Pro Minis (as in the genuine Sparkfun ones) have a shorting pad to do exactly that. Just cut the short trace (unlabeled but located next to the ground pin next to pin 2) to remove the regulator and power LED from the circuit entirely.
evildave_666:
Pro Minis (as in the genuine Sparkfun ones) have a shorting pad to do exactly that. Just cut the short trace (unlabeled but located next to the ground pin next to pin 2) to remove the regulator and power LED from the circuit entirely.
Please see post from CrossRoads below.. I completely screwed up my pins on this one! Slap me; I know better!
On many Clones.... there is a Vcc input and there is a Raw (+) input. The Raw Vcc input bypasses the regulator and is for low-power operation using a stable 5V (for 16MHz) to the uC. Many of the 5Volt clones can run at 3.3V on the Raw Vcc input, the regulator not being utilized. For normal room temperature spans, I have never had a 328P 16MHz Pro Mini to not work at 3.3V from a quality, low-impedance supply. Obviously, Atmel states this is outside the normal, but if you like to play around, this is a cheap way to use 3.3V sensors without voltage conversion. What I do not know is what happens to a 3.3V regulator on an 8MHz board if one applies 5V to the Raw pin. Maybe nothing, maybe something ugly.

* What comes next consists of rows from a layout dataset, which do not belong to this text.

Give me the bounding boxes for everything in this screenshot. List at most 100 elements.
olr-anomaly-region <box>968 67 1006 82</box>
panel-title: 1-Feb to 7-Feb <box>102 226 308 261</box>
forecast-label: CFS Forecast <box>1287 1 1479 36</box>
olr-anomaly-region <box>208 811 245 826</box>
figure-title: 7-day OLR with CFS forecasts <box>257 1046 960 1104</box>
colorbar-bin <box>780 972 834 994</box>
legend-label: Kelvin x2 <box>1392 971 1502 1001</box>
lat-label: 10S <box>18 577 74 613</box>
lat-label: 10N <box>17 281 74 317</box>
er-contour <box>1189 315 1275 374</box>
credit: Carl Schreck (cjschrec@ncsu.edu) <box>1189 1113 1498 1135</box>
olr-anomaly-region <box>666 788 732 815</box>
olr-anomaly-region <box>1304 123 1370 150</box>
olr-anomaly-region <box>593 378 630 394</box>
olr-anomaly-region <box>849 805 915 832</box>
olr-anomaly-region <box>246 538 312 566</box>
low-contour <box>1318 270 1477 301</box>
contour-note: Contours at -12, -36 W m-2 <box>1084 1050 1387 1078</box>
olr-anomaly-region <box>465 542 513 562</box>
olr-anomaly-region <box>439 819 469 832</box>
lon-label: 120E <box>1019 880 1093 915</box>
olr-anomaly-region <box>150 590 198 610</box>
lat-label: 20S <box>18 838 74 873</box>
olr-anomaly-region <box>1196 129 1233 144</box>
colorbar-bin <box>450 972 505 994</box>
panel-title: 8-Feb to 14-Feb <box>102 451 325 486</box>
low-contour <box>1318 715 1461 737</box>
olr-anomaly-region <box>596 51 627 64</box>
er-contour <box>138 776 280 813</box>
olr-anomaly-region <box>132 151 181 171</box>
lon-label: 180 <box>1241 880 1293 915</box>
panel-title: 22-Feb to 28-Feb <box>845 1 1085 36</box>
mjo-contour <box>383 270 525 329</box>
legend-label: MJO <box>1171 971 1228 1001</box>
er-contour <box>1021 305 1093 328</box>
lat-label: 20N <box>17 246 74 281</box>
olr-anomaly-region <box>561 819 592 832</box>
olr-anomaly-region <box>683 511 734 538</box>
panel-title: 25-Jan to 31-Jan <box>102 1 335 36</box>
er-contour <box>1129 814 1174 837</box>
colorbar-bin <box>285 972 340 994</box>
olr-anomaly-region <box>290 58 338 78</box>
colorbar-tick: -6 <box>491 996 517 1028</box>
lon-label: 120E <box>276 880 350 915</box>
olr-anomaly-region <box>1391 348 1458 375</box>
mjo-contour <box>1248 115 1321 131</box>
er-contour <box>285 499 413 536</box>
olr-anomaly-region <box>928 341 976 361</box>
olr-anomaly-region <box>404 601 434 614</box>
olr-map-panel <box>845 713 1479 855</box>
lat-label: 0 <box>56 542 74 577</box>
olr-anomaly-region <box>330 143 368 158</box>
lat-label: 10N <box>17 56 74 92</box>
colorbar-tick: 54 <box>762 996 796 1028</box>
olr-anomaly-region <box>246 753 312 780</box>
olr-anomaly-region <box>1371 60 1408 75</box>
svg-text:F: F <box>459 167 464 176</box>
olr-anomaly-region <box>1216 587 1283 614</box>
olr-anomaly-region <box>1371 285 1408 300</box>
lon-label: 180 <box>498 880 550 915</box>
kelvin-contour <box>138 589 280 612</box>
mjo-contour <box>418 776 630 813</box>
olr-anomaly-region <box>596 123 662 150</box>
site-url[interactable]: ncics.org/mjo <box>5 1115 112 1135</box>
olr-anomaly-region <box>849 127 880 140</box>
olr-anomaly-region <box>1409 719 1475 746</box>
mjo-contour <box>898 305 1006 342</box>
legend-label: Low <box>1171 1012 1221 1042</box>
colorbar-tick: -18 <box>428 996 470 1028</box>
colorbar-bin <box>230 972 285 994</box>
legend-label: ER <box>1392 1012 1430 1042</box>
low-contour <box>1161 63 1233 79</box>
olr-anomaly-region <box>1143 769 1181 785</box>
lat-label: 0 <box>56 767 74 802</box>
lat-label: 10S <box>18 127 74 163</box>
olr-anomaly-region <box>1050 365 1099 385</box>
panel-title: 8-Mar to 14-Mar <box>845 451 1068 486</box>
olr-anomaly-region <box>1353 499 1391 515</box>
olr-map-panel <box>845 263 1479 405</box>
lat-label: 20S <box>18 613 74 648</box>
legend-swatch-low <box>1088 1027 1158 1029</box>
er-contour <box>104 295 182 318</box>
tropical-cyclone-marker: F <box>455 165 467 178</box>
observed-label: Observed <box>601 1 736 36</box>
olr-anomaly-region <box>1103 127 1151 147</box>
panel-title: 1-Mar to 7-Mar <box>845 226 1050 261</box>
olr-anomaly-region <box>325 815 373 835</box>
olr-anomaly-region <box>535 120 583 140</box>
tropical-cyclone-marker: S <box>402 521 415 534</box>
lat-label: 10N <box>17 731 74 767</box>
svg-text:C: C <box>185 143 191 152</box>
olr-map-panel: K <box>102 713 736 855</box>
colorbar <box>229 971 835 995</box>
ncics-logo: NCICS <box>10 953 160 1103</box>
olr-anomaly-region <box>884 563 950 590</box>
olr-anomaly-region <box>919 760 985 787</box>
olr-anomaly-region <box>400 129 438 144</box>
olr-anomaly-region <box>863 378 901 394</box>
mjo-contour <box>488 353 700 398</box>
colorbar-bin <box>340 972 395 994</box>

RAW is the input to the regulator.
VCC is the output of the regulator, connected to the uC VCC input pins.
The Micrel brand regulator on original 16MHz Prominis is tolerant of 5V applied to VCC with nothing connected to RAW.
The Micrel brand regulator on original 8MHz Prominis is tolerant of 3.7V-4.2V from a LiPo applied to VCC with nothing connected to RAW. If the processor had a 16MHz bootloader installed, but was run at 8 MHz instead, then things like Serial would need to run at double-speed to work normally (such as setting Serial.begin(19200) to work a t 9600.
Clones, who knows what regulator is installed, as pointed out.